Pittsburgh Ranks in Top 10 for the Best Healthcare

Pittsburgh was the only Pennsylvania city to make the Apartment Guide’s list of top 50 cities for the best healthcare, coming in at number 6.

Apartment Guide evaluated 100 of the largest cities in the U.S. and ranked them based on number of hospitals, medical centers, clinics, physicians and surgeons per capita in each city. They also analyzed the average cost of healthcare in each area to determine the best cities for healthcare.

Brian Carberry, managing editor of Apartment Guide, said they do several surveys a year, ranking cities in various categories. The healthcare survey was planned, but the data isn’t related to the COVID-19 pandemic.

“Pittsburgh is a city that does well in many of our surveys,” Carberry said. “The cost of living is reasonable there; it has the right number of businesses and the right population. It has a lot of things going for it as revitalization efforts are going on throughout the city.”

Pittsburgh has the second-most hospitals and second-most doctors per capita of any in the nation, with 11.9 hospitals per capita (100,000 people) and 2,014.5 physicians per capita. The Pennsylvania city also offers the least expensive average prescription medicine price of Apartment Guide’s top 10 and the second cheapest in the entire country.

PAR District 9 Vice President David Dean said, “As a beneficiary of Allegheny Health Network care as I battled COVID-19, Pittsburgh has two of the top 15 Best Hospital Networks because both insurance giants UPMC and Highmark (Blue Cross/Blue Shield) are pioneers in so many advances in medicine, public health policy and addressing medical disparities. Pittsburgh used to be the steel city or smoky city… after emerging from the collapse of steel, Pittsburgh became one of the top medical research and treatment centers of the world. It’s the symbiotic relationship between two medical – insurance pioneers who collaborate and compete with the best interest of Pittsburgh’s communities and the welfare of all.”

Pittsburgh is a city of firsts, according to Apartment Guide. The city is home to America’s first hospital west of the Atlantic coast, its first military hospital and the nation’s first Mercy hospital. Doctors in Pittsburgh shepherded modern brain surgery, heart-lung transplants for cystic fibrosis patients, pediatric liver, heart, lung, kidney and limb transplants and robotic arm replacement technology. The late Dr. Thomas Starzl, nicknamed the “Father of Modern Transplantation,” was responsible for guiding advances in this area. And the University of Pittsburgh has the distinction of being home to Dr. Jonas Salk, who developed the polio vaccine in the 1950s.

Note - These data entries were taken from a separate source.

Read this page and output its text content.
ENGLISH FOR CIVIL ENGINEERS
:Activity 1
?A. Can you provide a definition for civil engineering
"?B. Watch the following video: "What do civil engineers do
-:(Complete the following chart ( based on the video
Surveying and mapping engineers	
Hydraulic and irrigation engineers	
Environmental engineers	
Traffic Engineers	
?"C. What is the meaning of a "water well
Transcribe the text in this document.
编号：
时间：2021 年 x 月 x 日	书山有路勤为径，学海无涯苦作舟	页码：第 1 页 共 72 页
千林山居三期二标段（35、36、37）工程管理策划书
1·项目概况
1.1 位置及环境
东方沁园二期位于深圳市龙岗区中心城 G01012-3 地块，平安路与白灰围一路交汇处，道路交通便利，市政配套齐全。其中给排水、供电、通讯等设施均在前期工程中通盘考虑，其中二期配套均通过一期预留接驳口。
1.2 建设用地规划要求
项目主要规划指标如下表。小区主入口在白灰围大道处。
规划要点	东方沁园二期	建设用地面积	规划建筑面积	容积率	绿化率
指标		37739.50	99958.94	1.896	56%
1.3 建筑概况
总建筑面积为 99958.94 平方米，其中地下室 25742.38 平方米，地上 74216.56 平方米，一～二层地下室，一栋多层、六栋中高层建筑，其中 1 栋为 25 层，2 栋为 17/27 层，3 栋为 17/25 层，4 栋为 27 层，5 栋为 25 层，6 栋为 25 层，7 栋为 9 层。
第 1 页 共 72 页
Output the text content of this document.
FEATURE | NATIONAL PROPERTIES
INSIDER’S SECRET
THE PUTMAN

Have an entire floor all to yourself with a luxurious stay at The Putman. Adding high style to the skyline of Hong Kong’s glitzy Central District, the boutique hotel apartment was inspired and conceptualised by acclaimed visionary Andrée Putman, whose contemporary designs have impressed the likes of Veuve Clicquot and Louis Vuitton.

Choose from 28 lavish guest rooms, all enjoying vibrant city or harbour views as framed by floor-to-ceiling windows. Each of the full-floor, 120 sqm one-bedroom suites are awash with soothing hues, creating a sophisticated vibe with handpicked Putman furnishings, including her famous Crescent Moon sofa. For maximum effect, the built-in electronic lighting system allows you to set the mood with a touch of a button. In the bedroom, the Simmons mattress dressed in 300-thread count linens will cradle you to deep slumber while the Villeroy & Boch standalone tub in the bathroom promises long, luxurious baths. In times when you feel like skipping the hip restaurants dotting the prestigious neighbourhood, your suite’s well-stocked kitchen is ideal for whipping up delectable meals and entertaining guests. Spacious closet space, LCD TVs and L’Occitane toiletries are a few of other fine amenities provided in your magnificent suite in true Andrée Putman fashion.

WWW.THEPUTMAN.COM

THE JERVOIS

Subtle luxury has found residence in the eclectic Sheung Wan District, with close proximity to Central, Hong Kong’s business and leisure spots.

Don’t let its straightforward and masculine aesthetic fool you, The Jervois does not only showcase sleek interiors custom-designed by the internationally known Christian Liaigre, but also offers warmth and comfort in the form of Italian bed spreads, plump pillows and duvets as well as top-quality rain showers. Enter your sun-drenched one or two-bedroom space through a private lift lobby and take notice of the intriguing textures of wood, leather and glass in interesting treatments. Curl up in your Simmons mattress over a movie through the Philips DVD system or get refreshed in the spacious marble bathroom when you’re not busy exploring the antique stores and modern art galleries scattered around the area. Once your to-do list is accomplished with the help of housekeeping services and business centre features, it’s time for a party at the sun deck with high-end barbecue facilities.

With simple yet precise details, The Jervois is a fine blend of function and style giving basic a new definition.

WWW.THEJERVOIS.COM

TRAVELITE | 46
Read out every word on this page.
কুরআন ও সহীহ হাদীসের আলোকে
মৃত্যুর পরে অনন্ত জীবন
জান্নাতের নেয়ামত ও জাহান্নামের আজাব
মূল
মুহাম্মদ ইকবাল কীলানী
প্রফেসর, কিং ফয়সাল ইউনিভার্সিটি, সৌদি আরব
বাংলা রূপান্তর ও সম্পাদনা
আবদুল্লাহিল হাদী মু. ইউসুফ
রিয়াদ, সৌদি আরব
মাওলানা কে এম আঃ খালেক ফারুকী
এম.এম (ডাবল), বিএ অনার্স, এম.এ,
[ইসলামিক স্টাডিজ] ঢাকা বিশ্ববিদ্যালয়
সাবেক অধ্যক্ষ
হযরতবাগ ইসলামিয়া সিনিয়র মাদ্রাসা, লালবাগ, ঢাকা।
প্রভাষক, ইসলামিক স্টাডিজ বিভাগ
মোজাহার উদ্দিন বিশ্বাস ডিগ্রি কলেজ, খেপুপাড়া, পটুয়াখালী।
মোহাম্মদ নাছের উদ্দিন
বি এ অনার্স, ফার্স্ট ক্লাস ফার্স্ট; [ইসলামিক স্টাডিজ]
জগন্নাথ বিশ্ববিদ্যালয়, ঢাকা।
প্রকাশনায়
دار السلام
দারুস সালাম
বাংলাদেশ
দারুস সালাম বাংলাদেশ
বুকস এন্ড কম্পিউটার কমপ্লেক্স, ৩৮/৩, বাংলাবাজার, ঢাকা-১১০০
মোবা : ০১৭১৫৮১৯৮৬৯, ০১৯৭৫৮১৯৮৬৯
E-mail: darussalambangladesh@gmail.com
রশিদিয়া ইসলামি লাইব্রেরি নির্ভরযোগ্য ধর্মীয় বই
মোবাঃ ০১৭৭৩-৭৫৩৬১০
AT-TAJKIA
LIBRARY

The University of Pittsburgh Medical Center, which has appeared on the U.S. News and World Report’s “Best Hospitals Honor Roll” every year this millennium, is the busiest transplant center in the world. The Children’s Hospital of Pittsburgh also ranks as one of the 10 best facilities in the country for pediatric medicine.

Orlando ranked number one and was one of three cities from Florida to make the top 10. Carberry said the cities in Florida ranking high on the list may be due to the older population and the higher need for healthcare.